The third chapter considers those practitioners who did not have the status of physicians, but made some claim to legitimate practice. Imposters, men who derived a feigned authority by claiming to be physicians, were widely denounced. The thesis suggests that Caius in The Merry Wives of Windsor is such an imposter - a supposition that would explain his perplexing name. The chapter further considers the role of apothecaries in early modern medicine and traces anxieties over poisoning through to the apothecary in Romeo and Juliet. The chapter also includes a consideration of surgeons in Shakespeare; it asks why there are none. The conspicuous absence, I argue, can best be explained by the difficulty an early modern audience member would have had in distinguishing the social roles played by surgeons and physicians. Surgeons, though different in many ways from physicians, were nevertheless rhetorically indistinct in their identity and so were difficult to use on stage. The chapter also notes how the apparent criticism of the apothecary in Romeo and Juliet is ideologically at odds with the support of the empiric in All's Well. The former provides an implied critique of the "congregated college" while the latter supports its very position. I suggest that this seeming contradiction is best explained by suggesting that Shakespeare creates medical plots and characters with the aim of furthering the dramatic needs of the play, and that the ideological effects, though significant, are, nevertheless, a side-effect, a byproduct of the play's original intent.

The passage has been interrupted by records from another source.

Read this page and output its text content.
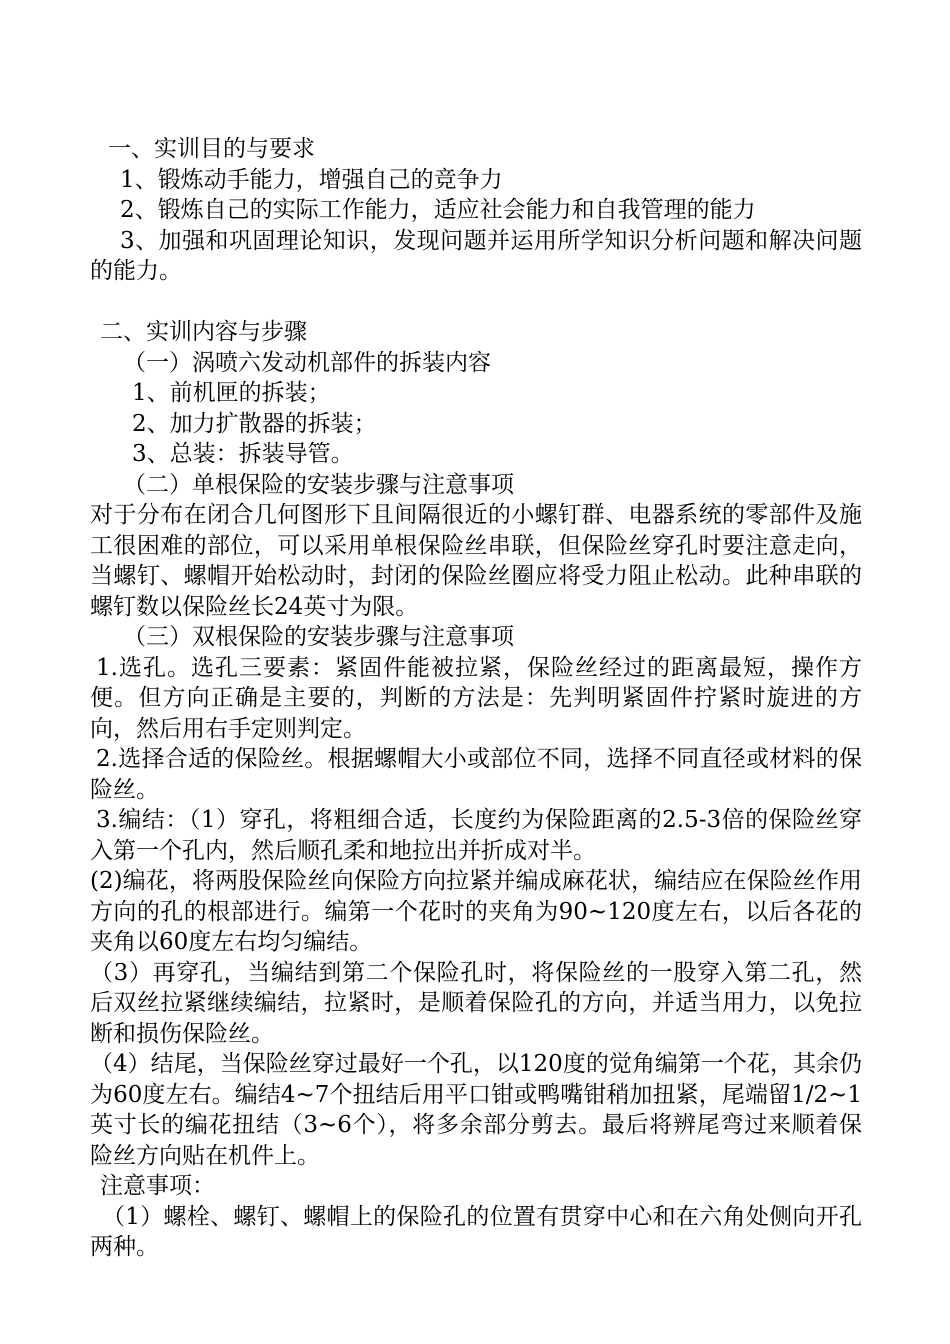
一、实训目的与要求
1、锻炼动手能力，增强自己的竞争力
2、锻炼自己的实际工作能力，适应社会能力和自我管理的能力
3、加强和巩固理论知识，发现问题并运用所学知识分析问题和解决问题的能力。
二、实训内容与步骤
（一）涡喷六发动机部件的拆装内容
1、前机匣的拆装；
2、加力扩散器的拆装；
3、总装：拆装导管。
（二）单根保险的安装步骤与注意事项
对于分布在闭合几何图形下且间隔很近的小螺钉群、电器系统的零部件及施工很困难的部位，可以采用单根保险丝串联，但保险丝穿孔时要注意走向，当螺钉、螺帽开始松动时，封闭的保险丝圈应将受力阻止松动。此种串联的螺钉数以保险丝长24英寸为限。
（三）双根保险的安装步骤与注意事项
1.选孔。选孔三要素：紧固件能被拉紧，保险丝经过的距离最短，操作方便。但方向正确是主要的，判断的方法是：先判明紧固件拧紧时旋进的方向，然后用右手定则判定。
2.选择合适的保险丝。根据螺帽大小或部位不同，选择不同直径或材料的保险丝。
3.编结：（1）穿孔，将粗细合适，长度约为保险距离的2.5-3倍的保险丝穿入第一个孔内，然后顺孔柔和地拉出并折成对半。
(2)编花，将两股保险丝向保险方向拉紧并编成麻花状，编结应在保险丝作用方向的孔的根部进行。编第一个花时的夹角为90~120度左右，以后各花的夹角以60度左右均匀编结。
（3）再穿孔，当编结到第二个保险孔时，将保险丝的一股穿入第二孔，然后双丝拉紧继续编结，拉紧时，是顺着保险孔的方向，并适当用力，以免拉断和损伤保险丝。
（4）结尾，当保险丝穿过最好一个孔，以120度的觉角编第一个花，其余仍为60度左右。编结4~7个扭结后用平口钳或鸭嘴钳稍加扭紧，尾端留1/2~1英寸长的编花扭结（3~6个），将多余部分剪去。最后将辨尾弯过来顺着保险丝方向贴在机件上。
注意事项：
（1）螺栓、螺钉、螺帽上的保险孔的位置有贯穿中心和在六角处侧向开孔两种。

The next two chapters explore the implications of this ad hoc progression of ideology. Friar Francis (Much Ado About Nothing) and Friar Lawrence (Romeo and Juliet) are the focus of the first part of Chapter 4 which looks at the relationship between medical practice and the use of the supernatural. Along the same lines, I consider the magical healing of Prospero (The Tempest) and Cerimon (Pericles). Chapter 5 considers the physicians in Macbeth and King Lear and outlines the difficult position of the royal physician who must attend to a patient in crisis. Here, I argue that the shadow of the executed Doctor Roderigo Lopez still loomed over the court physician in the early seventeenth century. For the early modern audience, Lopez represented the danger one faced in ceding control of his or her body to another; for the physician, Lopez was reminder of the danger in being caught up in political plotting.
The battles fought over medical practice in Shakespeare's England were essentially a matter of credit, by which Elizabethans meant credibility or trustworthiness. Through rhetoric, practitioners attempted to raise their credit, and consequently their social power. It is amidst this struggle that Shakespeare creates his medical characters, and it is to this struggle that Shakespeare's medical characters speak.